Además, durante esa semana disfrutamos nuestra porción de buen vino, en una degustación de vinos, una exhibición en una galería de arte, un lujoso banquete y en nuestro baile de graduación (todos con barra libre). Para educar aún más a nuestros paladares, la universidad nos invitó a degustaciones de maratón de cerveza artesanal y whisky escocés de malta. Finalmente, estaba la piedra angular de mi carrera universitaria: el partido anual de croquet. Las personas mayores nos reunimos en el patio con un vestido del siglo XIX para desafiar a los compañeros de la universidad.

Esa misma noche, mis amigos y yo lanzamos una comida a la medianoche en nuestro patio. Después de asar y beber alcohol durante cinco horas, estaba caliente, sucio y ... desorientado. Más importante, había perdido mis llaves. Al no ver ningún recurso, me desplomé y me fui a dormir a la hierba. En mi delirio, casi esperaba que fuera consumido por este lugar, mi cuerpo incorporó partícula por partícula en el suelo. En cambio, me desperté con un resfriado y una resaca.

Ahora, a las 7 de la mañana, el brillo del lujo se había desvanecido como una fiesta de hadas de Shakespeare. Había cambiado mi gorra y pantalones de croquet por pantalones cortos de gimnasia, camisetas y zapatillas sucias. Mi compañero de limpieza asignado era un custodio llamado Butch. Butch, un hombre pequeño con cabello gris y pelos y gafas de gran tamaño, salía del trabajo todos los días sonriendo y diciendo "Los amo a todos", a lo que sus compañeros de trabajo respondieron invariablemente que nosotros también lo amamos.
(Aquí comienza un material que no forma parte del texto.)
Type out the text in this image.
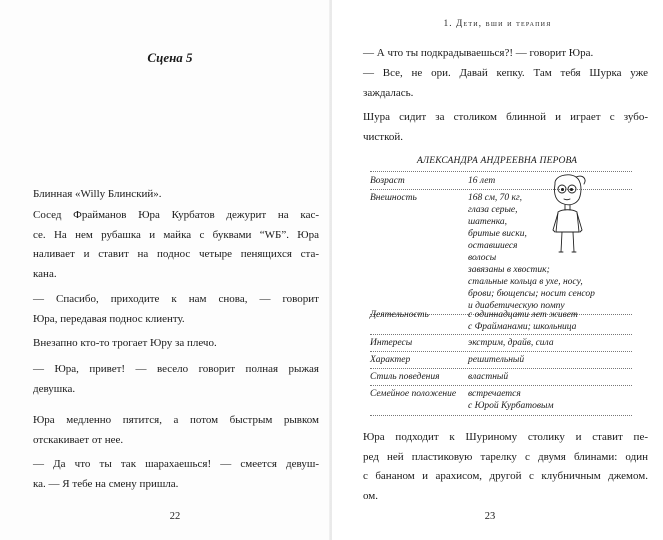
Сцена 5

Блинная «Willy Блинский».

Сосед Фрайманов Юра Курбатов дежурит на кас-
се. На нем рубашка и майка с буквами “WБ”. Юра
наливает и ставит на поднос четыре пенящихся ста-
кана.

— Спасибо, приходите к нам снова, — говорит
Юра, передавая поднос клиенту.

Внезапно кто-то трогает Юру за плечо.

— Юра, привет! — весело говорит полная рыжая
девушка.

Юра медленно пятится, а потом быстрым рывком
отскакивает от нее.

— Да что ты так шарахаешься! — смеется девуш-
ка. — Я тебе на смену пришла.

22
1. Дети, вши и терапия

— А что ты подкрадываешься?! — говорит Юра.

— Все, не ори. Давай кепку. Там тебя Шурка уже
заждалась.

Шура сидит за столиком блинной и играет с зубо-
чисткой.

АЛЕКСАНДРА АНДРЕЕВНА ПЕРОВА
Возраст	16 лет
Внешность	168 см, 70 кг,
глаза серые,
шатенка,
бритые виски,
оставшиеся
волосы
завязаны в хвостик;
стальные кольца в ухе, носу,
брови; бющепсы; носит сенсор
и диабетическую помпу
Деятельность	с одиннадцати лет живет
с Фрайманами; школьница
Интересы	экстрим, драйв, сила
Характер	решительный
Стиль поведения	властный
Семейное положение	встречается
с Юрой Курбатовым

Юра подходит к Шуриному столику и ставит пе-
ред ней пластиковую тарелку с двумя блинами: один
с бананом и арахисом, другой с клубничным джемом.
ом.

23
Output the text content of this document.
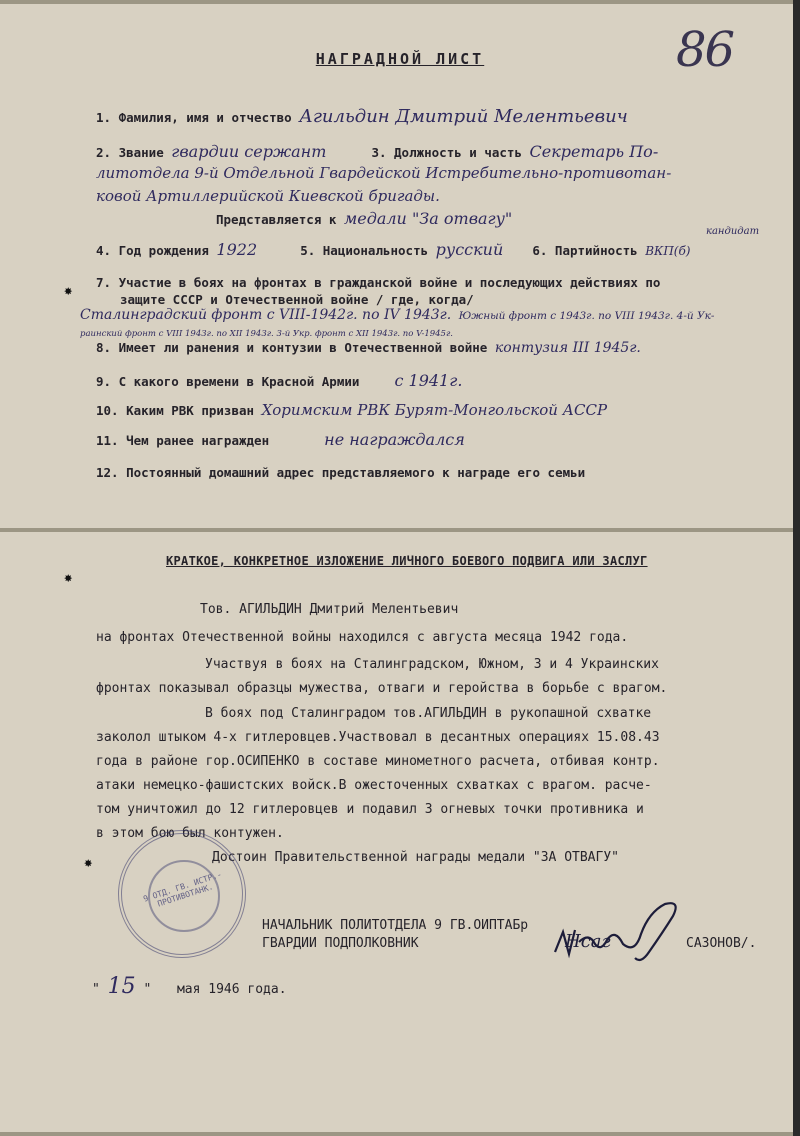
86
НАГРАДНОЙ ЛИСТ
1. Фамилия, имя и отчество Агильдин Дмитрий Мелентьевич
2. Звание гвардии сержант	3. Должность и часть Секретарь По-
литотдела 9-й Отдельной Гвардейской Истребительно-противотан-
ковой Артиллерийской Киевской бригады.
Представляется к медали "За отвагу"
кандидат
4. Год рождения 1922	5. Национальность русский 6. Партийность ВКП(б)
7. Участие в боях на фронтах в гражданской войне и последующих действиях по
защите СССР и Отечественной войне / где, когда/
Сталинградский фронт с VIII-1942г. по IV 1943г. Южный фронт с 1943г. по VIII 1943г. 4-й Ук-
раинский фронт с VIII 1943г. по XII 1943г. 3-й Укр. фронт с XII 1943г. по V-1945г.
8. Имеет ли ранения и контузии в Отечественной войне контузия III 1945г.
9. С какого времени в Красной Армии с 1941г.
10. Каким РВК призван Хоримским РВК Бурят-Монгольской АССР
11. Чем ранее награжден	не награждался
12. Постоянный домашний адрес представляемого к награде его семьи
КРАТКОЕ, КОНКРЕТНОЕ ИЗЛОЖЕНИЕ ЛИЧНОГО БОЕВОГО ПОДВИГА ИЛИ ЗАСЛУГ
Тов. АГИЛЬДИН Дмитрий Мелентьевич
на фронтах Отечественной войны находился с августа месяца 1942 года.
Участвуя в боях на Сталинградском, Южном, 3 и 4 Украинских
фронтах показывал образцы мужества, отваги и геройства в борьбе с врагом.
В боях под Сталинградом тов.АГИЛЬДИН в рукопашной схватке
заколол штыком 4-х гитлеровцев.Участвовал в десантных операциях 15.08.43
года в районе гор.ОСИПЕНКО в составе минометного расчета, отбивая контр.
атаки немецко-фашистских войск.В ожесточенных схватках с врагом. расче-
том уничтожил до 12 гитлеровцев и подавил 3 огневых точки противника и
в этом бою был контужен.
Достоин Правительственной награды медали "ЗА ОТВАГУ"
9 ОТД. ГВ. ИСТР.-ПРОТИВОТАНК.
НАЧАЛЬНИК ПОЛИТОТДЕЛА 9 ГВ.ОИПТАБр
ГВАРДИИ ПОДПОЛКОВНИК	Нсаг	САЗОНОВ/.
" 15 " мая 1946 года.
✸
✸
✸
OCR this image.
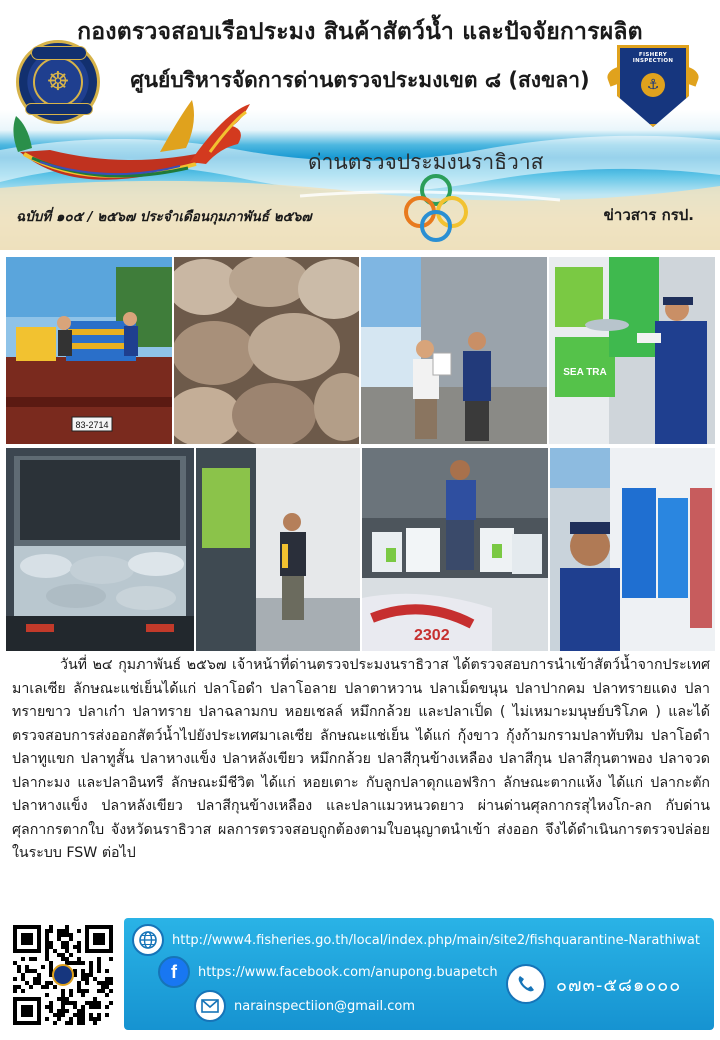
กองตรวจสอบเรือประมง สินค้าสัตว์น้ำ และปัจจัยการผลิต
ศูนย์บริหารจัดการด่านตรวจประมงเขต ๘ (สงขลา)
☸
FISHERY INSPECTION
⚓
ด่านตรวจประมงนราธิวาส
ฉบับที่ ๑๐๕ / ๒๕๖๗ ประจำเดือนกุมภาพันธ์ ๒๕๖๗	ข่าวสาร กรป.
83-2714
SEA TRA
2302

วันที่ ๒๔ กุมภาพันธ์ ๒๕๖๗ เจ้าหน้าที่ด่านตรวจประมงนราธิวาส ได้ตรวจสอบการนำเข้าสัตว์น้ำจากประเทศมาเลเซีย ลักษณะแช่เย็นได้แก่ ปลาโอดำ ปลาโอลาย ปลาตาหวาน ปลาเม็ดขนุน ปลาปากคม ปลาทรายแดง ปลาทรายขาว ปลาเก๋า ปลาทราย ปลาฉลามกบ หอยเชลล์ หมึกกล้วย และปลาเป็ด ( ไม่เหมาะมนุษย์บริโภค ) และได้ตรวจสอบการส่งออกสัตว์น้ำไปยังประเทศมาเลเซีย ลักษณะแช่เย็น ได้แก่ กุ้งขาว กุ้งก้ามกรามปลาทับทิม ปลาโอดำ ปลาทูแขก ปลาทูสั้น ปลาหางแข็ง ปลาหลังเขียว หมึกกล้วย ปลาสีกุนข้างเหลือง ปลาสีกุน ปลาสีกุนตาพอง ปลาจวด ปลากะมง และปลาอินทรี ลักษณะมีชีวิต ได้แก่ หอยเตาะ กับลูกปลาดุกแอฟริกา ลักษณะตากแห้ง ได้แก่ ปลากะตัก ปลาหางแข็ง ปลาหลังเขียว ปลาสีกุนข้างเหลือง และปลาแมวหนวดยาว ผ่านด่านศุลกากรสุไหงโก-ลก กับด่านศุลกากรตากใบ จังหวัดนราธิวาส ผลการตรวจสอบถูกต้องตามใบอนุญาตนำเข้า ส่งออก จึงได้ดำเนินการตรวจปล่อยในระบบ FSW ต่อไป

http://www4.fisheries.go.th/local/index.php/main/site2/fishquarantine-Narathiwat
f https://www.facebook.com/anupong.buapetch
narainspectiion@gmail.com
๐๗๓-๕๘๑๐๐๐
Pero en este momento, Butch miraba una bolsa de plástico y murmuraba: "¿Quiénes demonios son estas personas?" Una rápida mirada confirmó mi peor temor: la bolsa era mía. Estaba lleno de cosas que mis compañeros de cuarto y yo ya no necesitábamos: sombreros divertidos, pistolas de plástico, un embudo de cerveza, incluso un cuaderno garabateado aquí y allá. Pero no estaba dispuesto a admitir esto a Butch. Ese fui yo ayer; Hoy fui custodio. Cuatro años de libertinaje finalmente dieron paso a lo que siempre había temido: un trabajo real.

"Este lugar es ridículo", le dije mientras tomaba la bolsa de Butch. Me tragué el nudo que se me subía a la garganta, cerré la bolsa con un doble nudo y la tiré al contenedor de basura.

Ben Conniff es escritor y vive en Brooklyn.